Le tensioni in Ucraina spaventano i mercati finanziari. Il rublo è a picco, le Borse in netto ribasso. Il G7 ha condannato l’iniziativa di Mosca che ha avuto l’ok del Parlamento ad un’operazione militare in Crimea. La Russia ha però l’appoggio della Cina.

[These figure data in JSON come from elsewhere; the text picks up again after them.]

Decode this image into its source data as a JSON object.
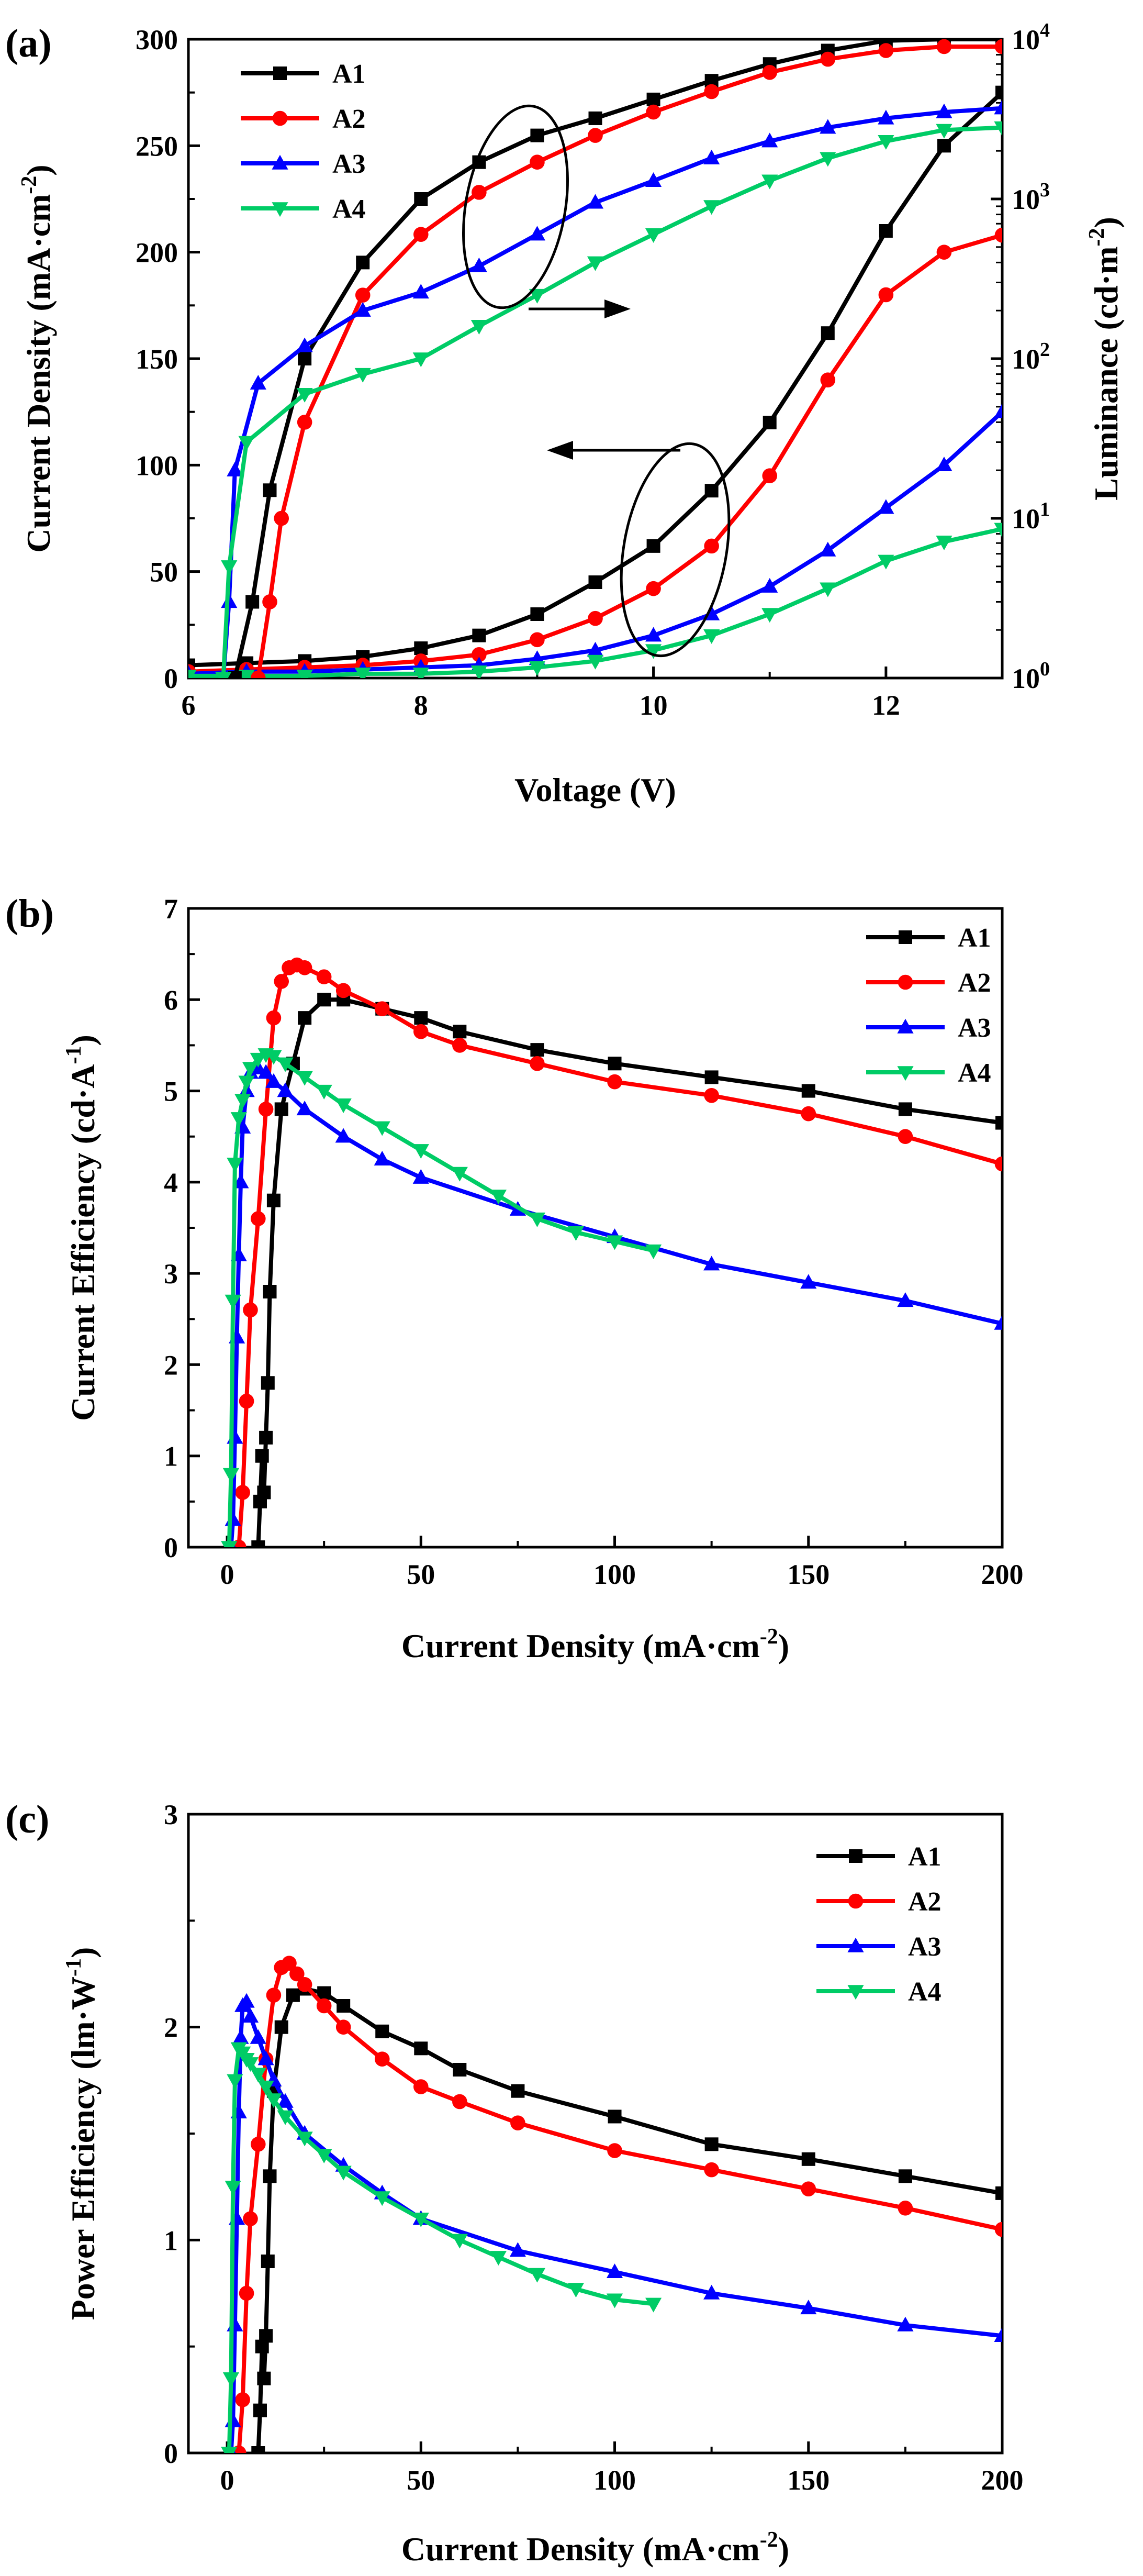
{
  "figure": {
    "panels": [
      {
        "label": "(a)"
      },
      {
        "label": "(b)"
      },
      {
        "label": "(c)"
      }
    ]
  },
  "series_colors": {
    "A1": "#000000",
    "A2": "#ff0000",
    "A3": "#0000ff",
    "A4": "#00cc66"
  },
  "series_markers": {
    "A1": "square",
    "A2": "circle",
    "A3": "triangle-up",
    "A4": "triangle-down"
  },
  "chart_data": [
    {
      "type": "line",
      "panel": "(a)",
      "xlabel": "Voltage (V)",
      "ylabel": "Current Density (mA·cm-2)",
      "y2label": "Luminance (cd·m-2)",
      "xlim": [
        6,
        13
      ],
      "ylim": [
        0,
        300
      ],
      "y2lim": [
        1,
        10000
      ],
      "y2scale": "log",
      "xticks": [
        "6",
        "8",
        "10",
        "12"
      ],
      "yticks": [
        "0",
        "50",
        "100",
        "150",
        "200",
        "250",
        "300"
      ],
      "y2ticks": [
        "100",
        "101",
        "102",
        "103",
        "104"
      ],
      "legend_position": "top-left",
      "legend": [
        "A1",
        "A2",
        "A3",
        "A4"
      ],
      "grid": false,
      "annotations": [
        "ellipse around luminance curves with arrow pointing right to luminance axis",
        "ellipse around current density curves with arrow pointing left to current density axis"
      ],
      "series": [
        {
          "name": "A1",
          "axis": "left",
          "x": [
            6.0,
            6.5,
            7.0,
            7.5,
            8.0,
            8.5,
            9.0,
            9.5,
            10.0,
            10.5,
            11.0,
            11.5,
            12.0,
            12.5,
            13.0
          ],
          "y": [
            6,
            7,
            8,
            10,
            14,
            20,
            30,
            45,
            62,
            88,
            120,
            162,
            210,
            250,
            275
          ]
        },
        {
          "name": "A2",
          "axis": "left",
          "x": [
            6.0,
            6.5,
            7.0,
            7.5,
            8.0,
            8.5,
            9.0,
            9.5,
            10.0,
            10.5,
            11.0,
            11.5,
            12.0,
            12.5,
            13.0
          ],
          "y": [
            3,
            4,
            5,
            6,
            8,
            11,
            18,
            28,
            42,
            62,
            95,
            140,
            180,
            200,
            208
          ]
        },
        {
          "name": "A3",
          "axis": "left",
          "x": [
            6.0,
            6.5,
            7.0,
            7.5,
            8.0,
            8.5,
            9.0,
            9.5,
            10.0,
            10.5,
            11.0,
            11.5,
            12.0,
            12.5,
            13.0
          ],
          "y": [
            2,
            3,
            3,
            4,
            5,
            6,
            9,
            13,
            20,
            30,
            43,
            60,
            80,
            100,
            125
          ]
        },
        {
          "name": "A4",
          "axis": "left",
          "x": [
            6.0,
            6.5,
            7.0,
            7.5,
            8.0,
            8.5,
            9.0,
            9.5,
            10.0,
            10.5,
            11.0,
            11.5,
            12.0,
            12.5,
            13.0
          ],
          "y": [
            1,
            1,
            1,
            2,
            2,
            3,
            5,
            8,
            13,
            20,
            30,
            42,
            55,
            64,
            70
          ]
        },
        {
          "name": "A1",
          "axis": "right",
          "x": [
            6.4,
            6.55,
            6.7,
            7.0,
            7.5,
            8.0,
            8.5,
            9.0,
            9.5,
            10.0,
            10.5,
            11.0,
            11.5,
            12.0,
            12.5,
            13.0
          ],
          "y": [
            1,
            3,
            15,
            100,
            400,
            1000,
            1700,
            2500,
            3200,
            4200,
            5500,
            7000,
            8500,
            9800,
            10000,
            10000
          ]
        },
        {
          "name": "A2",
          "axis": "right",
          "x": [
            6.6,
            6.7,
            6.8,
            7.0,
            7.5,
            8.0,
            8.5,
            9.0,
            9.5,
            10.0,
            10.5,
            11.0,
            11.5,
            12.0,
            12.5,
            13.0
          ],
          "y": [
            1,
            3,
            10,
            40,
            250,
            600,
            1100,
            1700,
            2500,
            3500,
            4700,
            6200,
            7500,
            8500,
            9000,
            9000
          ]
        },
        {
          "name": "A3",
          "axis": "right",
          "x": [
            6.3,
            6.35,
            6.4,
            6.6,
            7.0,
            7.5,
            8.0,
            8.5,
            9.0,
            9.5,
            10.0,
            10.5,
            11.0,
            11.5,
            12.0,
            12.5,
            13.0
          ],
          "y": [
            1,
            3,
            20,
            70,
            120,
            200,
            260,
            380,
            600,
            950,
            1300,
            1800,
            2300,
            2800,
            3200,
            3500,
            3700
          ]
        },
        {
          "name": "A4",
          "axis": "right",
          "x": [
            6.3,
            6.35,
            6.5,
            7.0,
            7.5,
            8.0,
            8.5,
            9.0,
            9.5,
            10.0,
            10.5,
            11.0,
            11.5,
            12.0,
            12.5,
            13.0
          ],
          "y": [
            1,
            5,
            30,
            60,
            80,
            100,
            160,
            250,
            400,
            600,
            900,
            1300,
            1800,
            2300,
            2700,
            2800
          ]
        }
      ]
    },
    {
      "type": "line",
      "panel": "(b)",
      "xlabel": "Current Density (mA·cm-2)",
      "ylabel": "Current Efficiency (cd·A-1)",
      "xlim": [
        -10,
        200
      ],
      "ylim": [
        0,
        7
      ],
      "xticks": [
        "0",
        "50",
        "100",
        "150",
        "200"
      ],
      "yticks": [
        "0",
        "1",
        "2",
        "3",
        "4",
        "5",
        "6",
        "7"
      ],
      "legend_position": "top-right",
      "legend": [
        "A1",
        "A2",
        "A3",
        "A4"
      ],
      "grid": false,
      "series": [
        {
          "name": "A1",
          "x": [
            8,
            8.5,
            9,
            9.5,
            10,
            10.5,
            11,
            12,
            14,
            17,
            20,
            25,
            30,
            40,
            50,
            60,
            80,
            100,
            125,
            150,
            175,
            200
          ],
          "y": [
            0,
            0.5,
            1.0,
            0.6,
            1.2,
            1.8,
            2.8,
            3.8,
            4.8,
            5.3,
            5.8,
            6.0,
            6.0,
            5.9,
            5.8,
            5.65,
            5.45,
            5.3,
            5.15,
            5.0,
            4.8,
            4.65
          ]
        },
        {
          "name": "A2",
          "x": [
            3,
            4,
            5,
            6,
            8,
            10,
            12,
            14,
            16,
            18,
            20,
            25,
            30,
            40,
            50,
            60,
            80,
            100,
            125,
            150,
            175,
            200
          ],
          "y": [
            0,
            0.6,
            1.6,
            2.6,
            3.6,
            4.8,
            5.8,
            6.2,
            6.35,
            6.38,
            6.35,
            6.25,
            6.1,
            5.9,
            5.65,
            5.5,
            5.3,
            5.1,
            4.95,
            4.75,
            4.5,
            4.2
          ]
        },
        {
          "name": "A3",
          "x": [
            1,
            1.5,
            2,
            2.5,
            3,
            3.5,
            4,
            5,
            6,
            8,
            10,
            12,
            15,
            20,
            30,
            40,
            50,
            75,
            100,
            125,
            150,
            175,
            200
          ],
          "y": [
            0,
            0.3,
            1.2,
            2.3,
            3.2,
            4.0,
            4.6,
            5.0,
            5.2,
            5.25,
            5.2,
            5.1,
            5.0,
            4.8,
            4.5,
            4.25,
            4.05,
            3.7,
            3.4,
            3.1,
            2.9,
            2.7,
            2.45
          ]
        },
        {
          "name": "A4",
          "x": [
            0.5,
            1,
            1.5,
            2,
            3,
            4,
            5,
            6,
            8,
            10,
            12,
            15,
            20,
            25,
            30,
            40,
            50,
            60,
            70,
            80,
            90,
            100,
            110
          ],
          "y": [
            0,
            0.8,
            2.7,
            4.2,
            4.7,
            4.9,
            5.1,
            5.25,
            5.35,
            5.4,
            5.38,
            5.3,
            5.15,
            5.0,
            4.85,
            4.6,
            4.35,
            4.1,
            3.85,
            3.6,
            3.45,
            3.35,
            3.25
          ]
        }
      ]
    },
    {
      "type": "line",
      "panel": "(c)",
      "xlabel": "Current Density (mA·cm-2)",
      "ylabel": "Power Efficiency (lm·W-1)",
      "xlim": [
        -10,
        200
      ],
      "ylim": [
        0,
        3
      ],
      "xticks": [
        "0",
        "50",
        "100",
        "150",
        "200"
      ],
      "yticks": [
        "0",
        "1",
        "2",
        "3"
      ],
      "legend_position": "top-right",
      "legend": [
        "A1",
        "A2",
        "A3",
        "A4"
      ],
      "grid": false,
      "series": [
        {
          "name": "A1",
          "x": [
            8,
            8.5,
            9,
            9.5,
            10,
            10.5,
            11,
            12,
            14,
            17,
            20,
            25,
            30,
            40,
            50,
            60,
            75,
            100,
            125,
            150,
            175,
            200
          ],
          "y": [
            0,
            0.2,
            0.5,
            0.35,
            0.55,
            0.9,
            1.3,
            1.7,
            2.0,
            2.15,
            2.18,
            2.16,
            2.1,
            1.98,
            1.9,
            1.8,
            1.7,
            1.58,
            1.45,
            1.38,
            1.3,
            1.22
          ]
        },
        {
          "name": "A2",
          "x": [
            3,
            4,
            5,
            6,
            8,
            10,
            12,
            14,
            16,
            18,
            20,
            25,
            30,
            40,
            50,
            60,
            75,
            100,
            125,
            150,
            175,
            200
          ],
          "y": [
            0,
            0.25,
            0.75,
            1.1,
            1.45,
            1.85,
            2.15,
            2.28,
            2.3,
            2.25,
            2.2,
            2.1,
            2.0,
            1.85,
            1.72,
            1.65,
            1.55,
            1.42,
            1.33,
            1.24,
            1.15,
            1.05
          ]
        },
        {
          "name": "A3",
          "x": [
            1,
            1.5,
            2,
            2.5,
            3,
            3.5,
            4,
            5,
            6,
            8,
            10,
            12,
            15,
            20,
            30,
            40,
            50,
            75,
            100,
            125,
            150,
            175,
            200
          ],
          "y": [
            0,
            0.15,
            0.6,
            1.1,
            1.6,
            1.95,
            2.1,
            2.12,
            2.05,
            1.95,
            1.85,
            1.75,
            1.65,
            1.5,
            1.35,
            1.22,
            1.1,
            0.95,
            0.85,
            0.75,
            0.68,
            0.6,
            0.55
          ]
        },
        {
          "name": "A4",
          "x": [
            0.5,
            1,
            1.5,
            2,
            3,
            4,
            5,
            6,
            8,
            10,
            12,
            15,
            20,
            25,
            30,
            40,
            50,
            60,
            70,
            80,
            90,
            100,
            110
          ],
          "y": [
            0,
            0.35,
            1.25,
            1.75,
            1.9,
            1.88,
            1.85,
            1.83,
            1.78,
            1.72,
            1.66,
            1.58,
            1.48,
            1.4,
            1.32,
            1.2,
            1.1,
            1.0,
            0.92,
            0.84,
            0.77,
            0.72,
            0.7
          ]
        }
      ]
    }
  ]
}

A Piazza Affari vanno male le banche e, in particolare Unicredit che è una delle 10 più grandi banche prestatrici in Ucraina, con un’esposizione complessiva di 2,3 miliardi di euro (poco meno 3 miliardi di dollari al cambio attuale). L’istituto di Piazza Cordusio opera con la controllata Ukrsotsbank. Giù anche Intesa Sanpaolo, che però ha lasciato il Paese lo scorso gennaio con la cessione di Pravex Bank.
Secondo un’elaborazione della Banca dei regolamenti internazionali (aggiornata al terzo trimestre 2013) gli istituti italiani, tra quelli stranieri, sono i più esposti all’Ucraina dopo quelli austriaci per un totale di oltre 5 miliardi di dollari. Gli istituti austriaci superano i 7 mentre decisamente più residuale è l’esposizione degli istituti statunitensi, tedeschi e britannici (intorno, e anche meno nel caso del Regno Unito) al miliardi di dollari.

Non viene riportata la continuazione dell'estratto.